There, she said, her family became the first immigrant homeowners at the edge of rival gang territories, and then watched as a recession caused many Black homeowners to be evicted.
She soon learned about her own obstacles.
“My mother instilled in me the fact that on top of me being Black and an immigrant I was also a woman. And that in this world I would have to work two, if not three, times as hard as anyone else just to get a seat at the table,” she said.
“I was told I was sweet and I spoke very well. And I was pretty and talented and I was well-educated, and that was my privilege. That those qualities were the filters that would help people see past my Blackness and see the person that I am.”
She saw the economic injustice around her.
“What happens when all the poor people have to live together with all the poor people, and all the rich people get to live together with all the rich people? Why are there such disparities?” she said, adding, “Why were we, the Black people, why were all the neighborhoods we lived in … constantly falling behind? … And what was I supposed to do about all of that? After all, I only recently became Black?”
QUESTIONS
Archer introduced the interactive piece: Five posters posing reflective questions that listeners were asked to wander among and answer briefly.

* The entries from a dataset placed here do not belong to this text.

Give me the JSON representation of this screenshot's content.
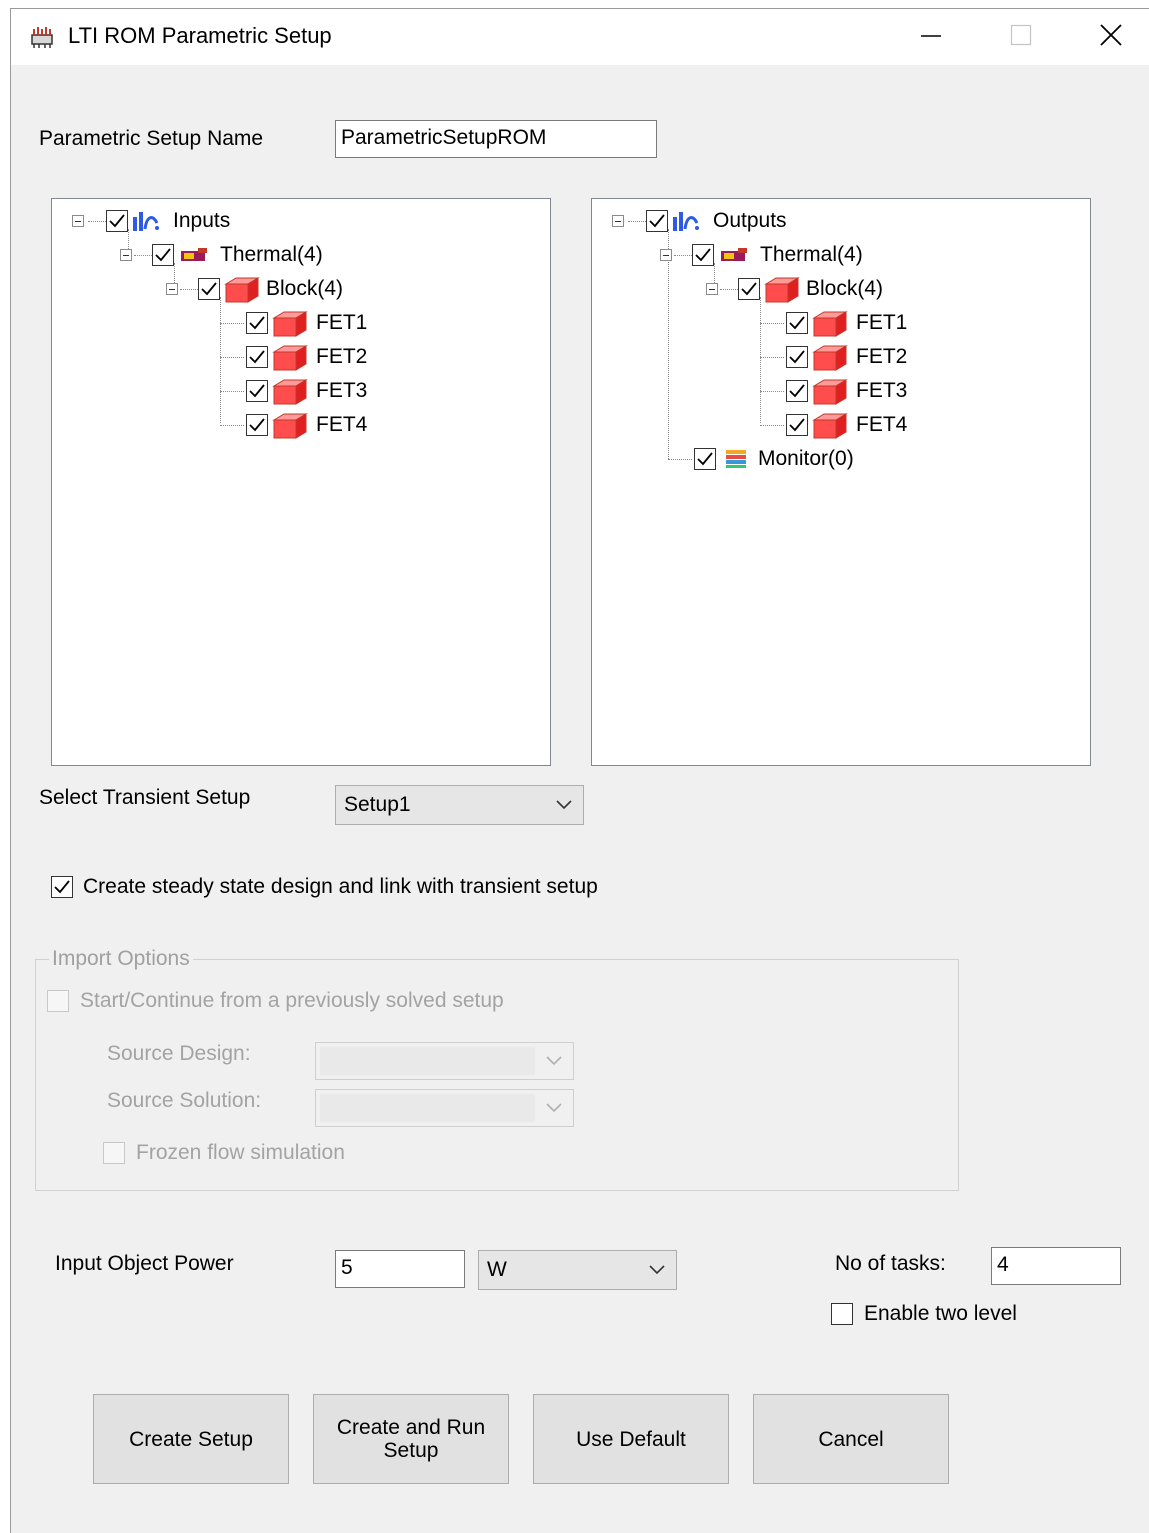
{
  "window": {
    "title": "LTI ROM Parametric Setup",
    "icons": {
      "app": "rom-setup-icon",
      "minimize": "minimize-icon",
      "maximize": "maximize-icon",
      "close": "close-icon"
    }
  },
  "setup_name": {
    "label": "Parametric Setup Name",
    "value": "ParametricSetupROM"
  },
  "inputs_tree": {
    "root": "Inputs",
    "thermal": "Thermal(4)",
    "block": "Block(4)",
    "items": [
      "FET1",
      "FET2",
      "FET3",
      "FET4"
    ]
  },
  "outputs_tree": {
    "root": "Outputs",
    "thermal": "Thermal(4)",
    "block": "Block(4)",
    "items": [
      "FET1",
      "FET2",
      "FET3",
      "FET4"
    ],
    "monitor": "Monitor(0)"
  },
  "transient": {
    "label": "Select Transient Setup",
    "value": "Setup1"
  },
  "steady_state": {
    "label": "Create steady state design and link with transient setup",
    "checked": true
  },
  "import_options": {
    "title": "Import Options",
    "start_continue": "Start/Continue from a previously solved setup",
    "source_design_label": "Source Design:",
    "source_solution_label": "Source Solution:",
    "frozen_flow": "Frozen flow simulation"
  },
  "power": {
    "label": "Input Object Power",
    "value": "5",
    "unit": "W"
  },
  "tasks": {
    "label": "No of tasks:",
    "value": "4",
    "two_level_label": "Enable two level"
  },
  "buttons": {
    "create_setup": "Create Setup",
    "create_run_line1": "Create and Run",
    "create_run_line2": "Setup",
    "use_default": "Use Default",
    "cancel": "Cancel"
  }
}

Sample questions: gender, sexual preferences, words responders would use to describe themselves and others would use to describe them, and racial and ethnic identities and people’s understanding of them.
“This is not about me,” Archer said. “This is about all of us and the community of Vergennes, and what can we do. And from the start, like I said in my last speech, we need to know where we are. And this is a fresh start. We need to know who we are as a community.”
Afterward Archer led a brief discussion. Some answers were not clear.
Such as the fact the crowd identified as predominantly female:
“Why are there a lot of women here, and not a lot of men?” Archer said. “This has been a big question about a lot of movements, especially the Black Lives Matter movement. Why can’t we get the men in the room? Or, why don’t men come to the room?”
A quick poll showed many attendees could collect or soon collect Social Security, including the event permit holder, Lizbeth Ryan of Waltham.
Archer didn’t see that as a negative.
“Sixty to 70. That’s our cohort. But that means something for us, that you’re all leaders,” she said.
Archer had a different take on the positive self-evaluations.
“Why are we so hung up on image? Why is there such a lack of ‘negative,’ and I’m going to put some quotes around that, negative traits?” she said.
“One word I could use to describe myself is tired. I am tired. I’m not going to lie. I did not sleep much last night. Or plenty of the nights before that. I could have used anxious. We could have used inadequate. Overwhelmed. But why are we so focused on this image? I think that’s one of the things that us as a community, as Vergennes, have to figure out, ask ourselves.”
Archer said part of the reality of Vergennes is that many who didn’t attend the event don’t share a positive image of the city and don’t understand the negativity directed at people of color, or the backlash directed at those who stand up for racial equality and change.
And bringing them on board is the hard work that needs to be done, Archer said.
“People publicize (the positive). But what we don’t publicize are the microaggressions. What we don’t publicize is the lack of conversations we actually have. The fact we can all sit here in the park and feel like this is all OK, because if I go to that Black Lives Matter sign, I’m pretty sure every single one of you said you understood that,” she said.
A WAY FORWARD?
What is needed, Archer said, are conversations with those who weren’t in the park, or who feel threatened by BLM signs.
“Is there anyone here who would be willing to have that conversation with these folks? Do we know these folks? Is there anyone who has had that conversation with these folks yet?” she said. “Our initiative as a community is to get us all on the same page of understanding.”
Archer described her own difficult discussions.
“Some of the most fruitful conversations that I’ve had have ruffled my feathers. Ooh, they’ve made me shake in places that I didn’t think I could shake, have tested my will power. And maybe I was wrong. And maybe they were right. Or maybe we were both right. Why can’t we both be right?” she said.
“There are questions we ask ourselves. There are questions we need to ask other people and not be afraid to ask other people. This is only the start of a movement. It’s not just a movement. Please make this a lifestyle. Just like I live being Black, we all have to live being anti-racist.”
Archer pointed to history, linking lynchings and unnecessary deaths at the hands of law enforcement to systemic oppression that began with the founding of the nation.
“We also have to remember who was in the room when this country was built. I think only one person who signed the Declaration of Independence was not a slaveowner,” Archer said. “So who did they stand for? So my question is as a member of the generation of now is who will you stand for?”